The second type of conflict is man v. nature.  I really think that man v. nature/man v. society/ man v. the system are all the same thing.  Nature, society, and the system are all unseen forces that are so big it is hard for people to get their mind around them.  I think wrestling does man v. the system conflict sometimes, and it can be done well.  I think DX v the WWF, Paul Heyman v.
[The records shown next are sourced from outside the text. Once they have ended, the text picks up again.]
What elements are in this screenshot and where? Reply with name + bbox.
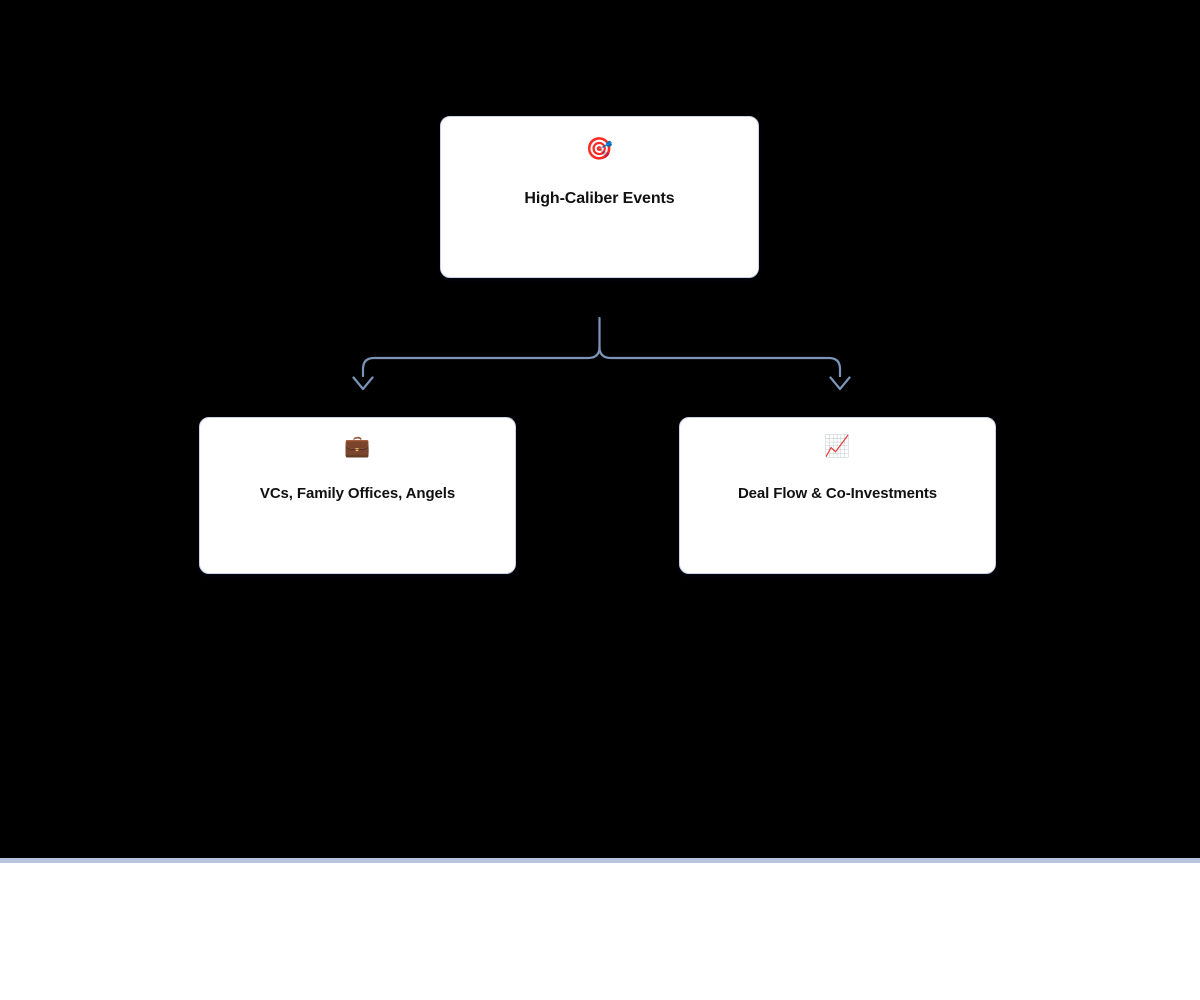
node-card-root[interactable]: 🎯 High-Caliber Events — [440, 116, 759, 278]
node-label-root: High-Caliber Events — [524, 190, 675, 207]
arrowhead-right — [829, 376, 851, 391]
node-card-deal-flow-co-investments[interactable]: 📈 Deal Flow & Co-Investments — [679, 417, 996, 574]
node-label-child-0: VCs, Family Offices, Angels — [259, 485, 456, 502]
chart-increasing-icon: 📈 — [824, 434, 851, 458]
connector-branch-left — [361, 345, 601, 378]
footer-divider — [0, 858, 1200, 863]
connector-branch-right — [598, 345, 842, 378]
footer-bar: Investor Networking Ecosystem — [0, 863, 1200, 1000]
node-card-vcs-family-offices-angels[interactable]: 💼 VCs, Family Offices, Angels — [199, 417, 516, 574]
direct-hit-target-icon: 🎯 — [585, 137, 614, 162]
briefcase-icon: 💼 — [344, 434, 371, 458]
arrowhead-left — [352, 376, 374, 391]
node-label-child-1: Deal Flow & Co-Investments — [737, 485, 938, 502]
diagram-canvas: 🎯 High-Caliber Events 💼 VCs, Family Offi… — [199, 116, 996, 574]
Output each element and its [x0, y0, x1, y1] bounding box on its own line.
TNN, and unseen Championship Committee stories are all in this category.  At their best, these are some of my favorite stories.

I have a hard time thinking of any man v. himself stories in wrestling.  I know that a wrestler cannot be in the ring by themselves.  Just because there is another man in the ring, it does not mean you cannot tell the story of a man struggling against himself.  I think you could tell the story of a wrestler getting older or struggling against injury.  A wrestler can fail because they cannot do the moves they could do before but cannot do now.  While a wrestler needs another wrestler in the ring, you can tell a story in the ring that is just about one wrestler. 

I thought about this because of the TV show Mad Men.  The best stories about Don Draper is when he has to deal with his own nature.  Mad Men is an example of pushing the boundaries for television storytelling.  I really want to see the story telling in wrestling to be pushed the same way.

Let me know if I have this all wrong.